Hint: the ts1 and ts2 were already created by an AR process.
set.seed(22)
d <- arima.sim(list(ar = c(0.6, -0.5, 0.4)), n = 50)
plot(d)
par(mfrow = c(2,1))
plot(ARMAacf(ar = c(0.6, -0.5, 0.4), lag.max = 100), type = "h")
acf(d, lag.max = 100)
par(mfrow = c(2,1))
plot(ARMAacf(ar = c(0.6, -0.5, 0.4), lag.max = 100, pacf = TRUE), type = "h")
pacf(d, lag.max = 100)
ACF: theoretical function is quite similar to estimated function.
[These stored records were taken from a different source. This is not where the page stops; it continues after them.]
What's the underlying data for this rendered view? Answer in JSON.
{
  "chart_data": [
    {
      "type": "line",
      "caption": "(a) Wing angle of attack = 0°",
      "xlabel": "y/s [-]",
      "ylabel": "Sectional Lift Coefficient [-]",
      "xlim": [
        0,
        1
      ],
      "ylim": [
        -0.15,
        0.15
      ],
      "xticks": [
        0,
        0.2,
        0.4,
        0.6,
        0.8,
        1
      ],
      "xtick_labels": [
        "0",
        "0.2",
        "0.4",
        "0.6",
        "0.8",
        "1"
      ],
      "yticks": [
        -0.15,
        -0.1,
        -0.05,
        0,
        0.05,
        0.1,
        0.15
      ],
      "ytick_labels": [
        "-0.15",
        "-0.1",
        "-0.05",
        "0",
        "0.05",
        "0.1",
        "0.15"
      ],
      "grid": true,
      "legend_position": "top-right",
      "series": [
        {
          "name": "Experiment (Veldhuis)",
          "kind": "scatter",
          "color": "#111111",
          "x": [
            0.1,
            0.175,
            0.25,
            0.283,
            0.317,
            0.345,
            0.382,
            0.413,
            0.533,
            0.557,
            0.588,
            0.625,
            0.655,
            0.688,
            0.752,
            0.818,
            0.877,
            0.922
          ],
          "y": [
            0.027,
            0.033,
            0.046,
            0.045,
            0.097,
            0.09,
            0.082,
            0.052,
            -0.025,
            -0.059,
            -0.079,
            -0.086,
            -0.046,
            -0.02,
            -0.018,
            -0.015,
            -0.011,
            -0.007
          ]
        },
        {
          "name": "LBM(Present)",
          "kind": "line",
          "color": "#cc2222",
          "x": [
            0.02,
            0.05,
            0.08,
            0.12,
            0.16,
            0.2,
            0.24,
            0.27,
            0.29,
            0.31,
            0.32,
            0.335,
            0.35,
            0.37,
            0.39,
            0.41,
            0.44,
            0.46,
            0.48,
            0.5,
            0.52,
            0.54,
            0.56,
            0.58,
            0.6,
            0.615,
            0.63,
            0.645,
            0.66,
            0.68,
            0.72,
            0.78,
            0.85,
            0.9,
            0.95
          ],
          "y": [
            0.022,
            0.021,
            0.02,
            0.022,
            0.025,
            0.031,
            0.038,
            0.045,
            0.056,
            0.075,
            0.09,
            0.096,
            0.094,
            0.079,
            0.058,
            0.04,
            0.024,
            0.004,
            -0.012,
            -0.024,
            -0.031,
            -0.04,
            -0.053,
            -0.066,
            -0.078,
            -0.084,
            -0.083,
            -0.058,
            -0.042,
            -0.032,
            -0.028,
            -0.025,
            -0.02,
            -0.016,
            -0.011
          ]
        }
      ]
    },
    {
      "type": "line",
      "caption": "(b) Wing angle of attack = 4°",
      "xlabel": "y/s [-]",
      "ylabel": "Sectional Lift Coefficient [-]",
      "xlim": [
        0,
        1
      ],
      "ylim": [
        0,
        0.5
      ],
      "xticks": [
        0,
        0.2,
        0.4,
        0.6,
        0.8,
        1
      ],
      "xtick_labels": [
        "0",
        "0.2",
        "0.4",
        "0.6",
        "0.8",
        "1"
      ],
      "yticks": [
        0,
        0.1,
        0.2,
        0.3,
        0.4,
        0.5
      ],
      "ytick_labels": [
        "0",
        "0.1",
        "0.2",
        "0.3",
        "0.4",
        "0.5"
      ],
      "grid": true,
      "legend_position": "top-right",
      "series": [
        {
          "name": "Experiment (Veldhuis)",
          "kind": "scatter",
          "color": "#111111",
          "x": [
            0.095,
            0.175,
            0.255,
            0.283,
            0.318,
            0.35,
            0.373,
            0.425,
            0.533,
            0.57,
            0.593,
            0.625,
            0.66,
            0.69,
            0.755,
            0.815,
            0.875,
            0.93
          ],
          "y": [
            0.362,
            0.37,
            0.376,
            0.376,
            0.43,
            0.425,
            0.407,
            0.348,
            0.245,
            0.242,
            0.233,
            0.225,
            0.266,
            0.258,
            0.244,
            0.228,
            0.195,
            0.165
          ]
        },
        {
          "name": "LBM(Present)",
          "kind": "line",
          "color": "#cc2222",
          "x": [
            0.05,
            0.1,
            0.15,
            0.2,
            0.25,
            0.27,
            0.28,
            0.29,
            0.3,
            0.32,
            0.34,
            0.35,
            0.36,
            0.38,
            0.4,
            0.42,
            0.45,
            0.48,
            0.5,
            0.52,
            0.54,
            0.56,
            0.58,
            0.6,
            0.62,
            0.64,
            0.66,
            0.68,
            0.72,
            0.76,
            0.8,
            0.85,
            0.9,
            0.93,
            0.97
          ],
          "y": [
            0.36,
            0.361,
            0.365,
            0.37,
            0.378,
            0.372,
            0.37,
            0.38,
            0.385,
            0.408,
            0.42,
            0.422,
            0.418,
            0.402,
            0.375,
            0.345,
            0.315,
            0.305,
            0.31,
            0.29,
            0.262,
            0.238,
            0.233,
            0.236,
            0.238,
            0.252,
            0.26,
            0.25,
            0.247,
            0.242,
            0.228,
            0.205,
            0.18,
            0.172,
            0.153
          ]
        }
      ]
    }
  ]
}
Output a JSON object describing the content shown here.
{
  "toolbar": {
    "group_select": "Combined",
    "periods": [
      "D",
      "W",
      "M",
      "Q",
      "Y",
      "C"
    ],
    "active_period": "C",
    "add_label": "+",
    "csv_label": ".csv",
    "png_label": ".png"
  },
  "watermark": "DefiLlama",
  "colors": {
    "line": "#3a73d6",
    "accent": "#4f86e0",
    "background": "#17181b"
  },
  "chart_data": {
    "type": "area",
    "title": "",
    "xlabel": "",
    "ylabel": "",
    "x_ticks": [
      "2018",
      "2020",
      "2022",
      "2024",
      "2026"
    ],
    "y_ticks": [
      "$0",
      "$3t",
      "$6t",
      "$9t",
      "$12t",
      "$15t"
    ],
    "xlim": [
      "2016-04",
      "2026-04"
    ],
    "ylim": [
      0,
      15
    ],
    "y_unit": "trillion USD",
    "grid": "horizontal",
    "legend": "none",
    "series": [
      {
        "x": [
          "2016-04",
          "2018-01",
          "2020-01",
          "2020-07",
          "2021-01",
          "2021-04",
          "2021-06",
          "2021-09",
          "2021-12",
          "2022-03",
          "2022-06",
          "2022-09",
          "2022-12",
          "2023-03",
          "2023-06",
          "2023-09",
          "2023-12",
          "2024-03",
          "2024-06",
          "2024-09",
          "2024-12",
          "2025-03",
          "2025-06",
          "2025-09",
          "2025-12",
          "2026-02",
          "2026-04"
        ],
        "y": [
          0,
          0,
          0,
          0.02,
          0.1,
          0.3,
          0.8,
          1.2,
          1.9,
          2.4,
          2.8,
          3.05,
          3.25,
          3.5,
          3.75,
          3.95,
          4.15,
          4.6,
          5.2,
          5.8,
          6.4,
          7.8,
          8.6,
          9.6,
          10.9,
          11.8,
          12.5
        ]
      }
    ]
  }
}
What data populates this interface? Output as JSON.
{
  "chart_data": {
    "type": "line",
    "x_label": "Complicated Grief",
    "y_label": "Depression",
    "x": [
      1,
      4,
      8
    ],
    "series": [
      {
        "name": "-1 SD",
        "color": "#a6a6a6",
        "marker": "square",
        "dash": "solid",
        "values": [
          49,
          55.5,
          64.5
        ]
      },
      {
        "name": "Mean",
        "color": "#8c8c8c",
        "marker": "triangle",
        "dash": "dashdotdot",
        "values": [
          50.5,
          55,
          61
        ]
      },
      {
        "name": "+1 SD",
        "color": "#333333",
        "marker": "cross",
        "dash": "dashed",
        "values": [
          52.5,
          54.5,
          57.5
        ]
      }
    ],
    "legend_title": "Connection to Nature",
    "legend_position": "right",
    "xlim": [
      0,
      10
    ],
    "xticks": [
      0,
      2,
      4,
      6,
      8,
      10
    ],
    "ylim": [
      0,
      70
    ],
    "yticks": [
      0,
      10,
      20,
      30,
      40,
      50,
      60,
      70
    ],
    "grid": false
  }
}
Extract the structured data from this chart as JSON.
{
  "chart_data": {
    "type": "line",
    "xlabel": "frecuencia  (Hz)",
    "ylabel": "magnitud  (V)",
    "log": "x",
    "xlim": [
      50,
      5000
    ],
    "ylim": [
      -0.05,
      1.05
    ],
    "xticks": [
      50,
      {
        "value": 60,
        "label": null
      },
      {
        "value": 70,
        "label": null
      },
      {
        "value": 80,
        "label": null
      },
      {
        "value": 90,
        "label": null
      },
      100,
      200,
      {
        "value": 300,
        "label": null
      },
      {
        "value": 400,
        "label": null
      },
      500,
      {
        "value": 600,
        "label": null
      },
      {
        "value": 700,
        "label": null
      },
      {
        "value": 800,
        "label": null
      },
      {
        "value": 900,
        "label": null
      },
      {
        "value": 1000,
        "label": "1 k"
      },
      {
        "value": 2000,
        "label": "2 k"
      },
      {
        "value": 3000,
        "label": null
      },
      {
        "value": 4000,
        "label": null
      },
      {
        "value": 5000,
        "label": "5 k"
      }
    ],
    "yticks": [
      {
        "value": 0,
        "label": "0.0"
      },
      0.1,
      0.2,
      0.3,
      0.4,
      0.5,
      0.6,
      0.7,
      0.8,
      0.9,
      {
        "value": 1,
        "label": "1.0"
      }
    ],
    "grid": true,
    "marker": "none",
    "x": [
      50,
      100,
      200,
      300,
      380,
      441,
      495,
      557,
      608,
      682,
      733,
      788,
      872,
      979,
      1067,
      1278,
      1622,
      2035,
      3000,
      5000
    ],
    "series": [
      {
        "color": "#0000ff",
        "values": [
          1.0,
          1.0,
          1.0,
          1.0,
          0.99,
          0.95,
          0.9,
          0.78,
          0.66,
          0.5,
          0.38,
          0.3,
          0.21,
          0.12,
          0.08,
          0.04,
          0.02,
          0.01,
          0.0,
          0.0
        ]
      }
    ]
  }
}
Significant lag 1 is the same and both functions show no significant autocorrelations after lag 1. PACF: theoretical function is different to estimated function. Lag 1 and lag 2 differ to most. They appear to be significant in the theoretical function but not in the estimated one. Otherwise the both functions are quite similar to each other.
polyroot(c(1, -1, -1, -1))
## [1] 0.543689+0.000000i -0.771845+1.115143i -0.771845-1.115143i
alpha1 seems to be a rational zero (y-value equals 0, x in this case = 0.54).